The Criterion team found itself looking at what seemed to be some decent hardware, but without the means to fully access its potential. Idries Hamadi, technical director, is at pains to point out that this isn't a port in the traditional sense ("it's not like we finished Most Wanted and then we started this on Wii U, we had stuff running this time last year") but explains the general process involved in bringing a game on one platform to another.

"Getting the graphics and GPU to run at an acceptable frame-rate was a real struggle. The hardware was always there, it was always capable. Nintendo gave us a lot of support... that wasn't there at day one... the tools, everything."

"The difference with Wii U was that when we first started out, getting the graphics and GPU to run at an acceptable frame-rate was a real struggle. The hardware was always there, it was always capable. Nintendo gave us a lot of support - support which helps people who are doing cross-platform development actually get the GPU running to the kind of rate we've got it at now.

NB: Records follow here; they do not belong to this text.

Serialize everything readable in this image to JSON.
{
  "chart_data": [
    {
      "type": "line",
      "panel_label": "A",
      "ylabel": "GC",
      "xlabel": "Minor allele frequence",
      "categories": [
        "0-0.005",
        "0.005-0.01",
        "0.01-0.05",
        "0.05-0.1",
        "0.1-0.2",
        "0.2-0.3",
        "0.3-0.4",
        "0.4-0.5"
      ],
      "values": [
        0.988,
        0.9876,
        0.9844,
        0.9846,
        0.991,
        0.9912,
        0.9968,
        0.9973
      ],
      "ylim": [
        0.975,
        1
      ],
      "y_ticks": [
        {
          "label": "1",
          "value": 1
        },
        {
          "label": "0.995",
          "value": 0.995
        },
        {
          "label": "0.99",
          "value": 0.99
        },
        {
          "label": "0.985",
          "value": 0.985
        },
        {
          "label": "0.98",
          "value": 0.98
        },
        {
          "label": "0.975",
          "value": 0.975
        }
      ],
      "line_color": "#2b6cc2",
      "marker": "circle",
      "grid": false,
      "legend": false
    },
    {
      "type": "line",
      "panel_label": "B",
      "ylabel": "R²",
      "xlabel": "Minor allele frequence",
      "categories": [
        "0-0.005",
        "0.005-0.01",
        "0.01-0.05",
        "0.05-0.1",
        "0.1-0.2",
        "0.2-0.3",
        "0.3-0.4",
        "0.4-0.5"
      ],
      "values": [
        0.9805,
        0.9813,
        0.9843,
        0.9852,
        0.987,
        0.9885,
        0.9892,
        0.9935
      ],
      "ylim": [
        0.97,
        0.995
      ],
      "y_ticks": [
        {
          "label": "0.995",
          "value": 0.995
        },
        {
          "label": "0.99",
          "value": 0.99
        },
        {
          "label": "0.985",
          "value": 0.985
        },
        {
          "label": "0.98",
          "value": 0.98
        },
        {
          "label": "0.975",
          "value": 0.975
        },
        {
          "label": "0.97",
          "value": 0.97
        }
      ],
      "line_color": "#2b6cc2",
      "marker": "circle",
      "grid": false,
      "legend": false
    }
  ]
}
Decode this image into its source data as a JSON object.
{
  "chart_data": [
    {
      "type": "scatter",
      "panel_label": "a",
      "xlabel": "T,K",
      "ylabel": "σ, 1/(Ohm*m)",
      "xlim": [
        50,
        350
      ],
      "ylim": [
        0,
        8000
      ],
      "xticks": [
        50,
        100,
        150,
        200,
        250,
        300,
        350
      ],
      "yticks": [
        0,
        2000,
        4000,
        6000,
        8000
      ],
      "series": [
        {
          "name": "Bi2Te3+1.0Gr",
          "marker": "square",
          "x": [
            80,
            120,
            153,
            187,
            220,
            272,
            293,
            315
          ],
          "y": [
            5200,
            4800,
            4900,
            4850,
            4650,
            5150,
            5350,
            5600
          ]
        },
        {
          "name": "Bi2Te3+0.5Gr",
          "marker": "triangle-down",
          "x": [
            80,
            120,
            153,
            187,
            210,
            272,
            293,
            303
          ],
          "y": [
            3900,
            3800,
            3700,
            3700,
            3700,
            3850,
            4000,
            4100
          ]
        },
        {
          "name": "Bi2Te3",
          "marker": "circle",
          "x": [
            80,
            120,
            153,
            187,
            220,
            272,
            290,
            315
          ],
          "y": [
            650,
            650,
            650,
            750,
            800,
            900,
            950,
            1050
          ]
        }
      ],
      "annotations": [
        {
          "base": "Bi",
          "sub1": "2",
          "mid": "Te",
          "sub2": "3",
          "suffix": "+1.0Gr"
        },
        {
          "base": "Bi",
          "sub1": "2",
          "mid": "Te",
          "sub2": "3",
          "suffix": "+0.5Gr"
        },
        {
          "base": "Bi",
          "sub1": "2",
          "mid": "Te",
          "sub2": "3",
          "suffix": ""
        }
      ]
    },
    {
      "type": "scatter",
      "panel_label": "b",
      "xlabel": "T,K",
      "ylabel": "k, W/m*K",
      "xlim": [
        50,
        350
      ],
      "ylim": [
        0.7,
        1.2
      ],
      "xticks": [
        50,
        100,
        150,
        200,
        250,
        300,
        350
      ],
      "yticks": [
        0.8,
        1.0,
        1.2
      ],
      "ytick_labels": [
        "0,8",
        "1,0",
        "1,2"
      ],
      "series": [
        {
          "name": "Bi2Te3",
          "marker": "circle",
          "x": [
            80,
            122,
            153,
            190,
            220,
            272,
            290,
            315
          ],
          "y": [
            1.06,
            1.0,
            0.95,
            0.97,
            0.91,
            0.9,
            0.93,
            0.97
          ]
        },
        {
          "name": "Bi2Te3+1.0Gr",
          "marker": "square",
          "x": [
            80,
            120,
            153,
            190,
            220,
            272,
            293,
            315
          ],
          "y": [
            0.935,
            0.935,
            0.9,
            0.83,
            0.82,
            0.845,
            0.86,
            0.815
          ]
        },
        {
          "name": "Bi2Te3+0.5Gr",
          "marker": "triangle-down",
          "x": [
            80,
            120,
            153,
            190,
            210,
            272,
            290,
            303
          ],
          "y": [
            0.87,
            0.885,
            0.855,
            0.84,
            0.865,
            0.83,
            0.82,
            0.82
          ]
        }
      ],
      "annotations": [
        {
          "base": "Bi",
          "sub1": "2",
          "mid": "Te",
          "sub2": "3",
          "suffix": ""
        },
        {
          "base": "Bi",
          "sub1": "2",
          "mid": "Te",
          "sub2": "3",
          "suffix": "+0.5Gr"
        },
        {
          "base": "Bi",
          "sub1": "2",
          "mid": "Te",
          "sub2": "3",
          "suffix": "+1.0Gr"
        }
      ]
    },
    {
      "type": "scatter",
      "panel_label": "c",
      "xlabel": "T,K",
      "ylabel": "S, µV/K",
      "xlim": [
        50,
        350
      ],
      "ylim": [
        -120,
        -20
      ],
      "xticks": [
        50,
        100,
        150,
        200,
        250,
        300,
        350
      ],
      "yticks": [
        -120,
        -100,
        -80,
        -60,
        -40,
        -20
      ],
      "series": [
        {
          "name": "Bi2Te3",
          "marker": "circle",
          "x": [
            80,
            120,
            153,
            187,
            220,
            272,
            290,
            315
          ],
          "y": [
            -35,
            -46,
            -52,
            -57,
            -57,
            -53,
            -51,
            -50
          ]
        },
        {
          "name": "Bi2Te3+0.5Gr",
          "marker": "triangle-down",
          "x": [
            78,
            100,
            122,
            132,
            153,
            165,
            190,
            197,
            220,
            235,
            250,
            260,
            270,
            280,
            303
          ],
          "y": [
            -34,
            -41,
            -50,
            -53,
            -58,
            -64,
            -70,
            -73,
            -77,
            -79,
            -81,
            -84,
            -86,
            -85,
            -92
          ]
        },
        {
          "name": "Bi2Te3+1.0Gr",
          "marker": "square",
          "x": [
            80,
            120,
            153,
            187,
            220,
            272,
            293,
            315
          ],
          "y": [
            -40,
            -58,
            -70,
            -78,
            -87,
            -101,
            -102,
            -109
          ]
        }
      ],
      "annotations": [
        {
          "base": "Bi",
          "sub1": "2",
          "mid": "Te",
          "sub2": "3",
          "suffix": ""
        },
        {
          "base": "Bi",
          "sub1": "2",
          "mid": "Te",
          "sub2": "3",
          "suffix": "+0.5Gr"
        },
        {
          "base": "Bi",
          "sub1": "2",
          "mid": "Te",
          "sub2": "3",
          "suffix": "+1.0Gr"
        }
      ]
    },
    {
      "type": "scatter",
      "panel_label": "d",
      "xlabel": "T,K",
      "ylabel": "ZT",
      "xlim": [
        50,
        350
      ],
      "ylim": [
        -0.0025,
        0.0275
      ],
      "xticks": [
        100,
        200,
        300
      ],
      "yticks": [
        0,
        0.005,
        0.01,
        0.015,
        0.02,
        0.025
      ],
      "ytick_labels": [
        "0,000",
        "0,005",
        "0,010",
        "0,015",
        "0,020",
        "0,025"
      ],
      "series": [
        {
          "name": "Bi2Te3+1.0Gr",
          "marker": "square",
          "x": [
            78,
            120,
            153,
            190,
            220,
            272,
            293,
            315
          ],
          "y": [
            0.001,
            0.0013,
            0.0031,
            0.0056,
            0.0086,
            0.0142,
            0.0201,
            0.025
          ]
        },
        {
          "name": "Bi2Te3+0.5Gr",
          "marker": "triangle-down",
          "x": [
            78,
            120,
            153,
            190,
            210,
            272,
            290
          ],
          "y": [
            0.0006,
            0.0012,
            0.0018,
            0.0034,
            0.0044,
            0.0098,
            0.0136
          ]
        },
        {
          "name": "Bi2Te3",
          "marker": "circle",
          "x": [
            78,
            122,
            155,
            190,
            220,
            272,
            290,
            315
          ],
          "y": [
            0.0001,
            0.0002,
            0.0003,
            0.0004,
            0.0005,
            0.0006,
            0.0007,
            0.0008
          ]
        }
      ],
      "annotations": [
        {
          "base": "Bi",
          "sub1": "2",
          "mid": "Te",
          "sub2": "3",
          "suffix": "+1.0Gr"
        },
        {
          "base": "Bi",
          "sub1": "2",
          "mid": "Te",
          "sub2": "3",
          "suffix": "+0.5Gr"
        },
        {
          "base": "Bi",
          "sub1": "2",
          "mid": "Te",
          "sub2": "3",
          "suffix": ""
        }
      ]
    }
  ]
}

We benefited by not quite being there for launch - we got a lot of that support that wasn't there at day one... the tools, everything."

"Tools and software were the biggest challenges by a long way... the fallout of that has always been the biggest challenge here," Idries reaffirms. "[Wii U] is a good piece of hardware, it punches above its weight. For the power consumption it delivers in terms of raw wattage it's pretty incredible. Getting to that though, actually being able to use the tools from Nintendo to leverage that, was easily the hardest part."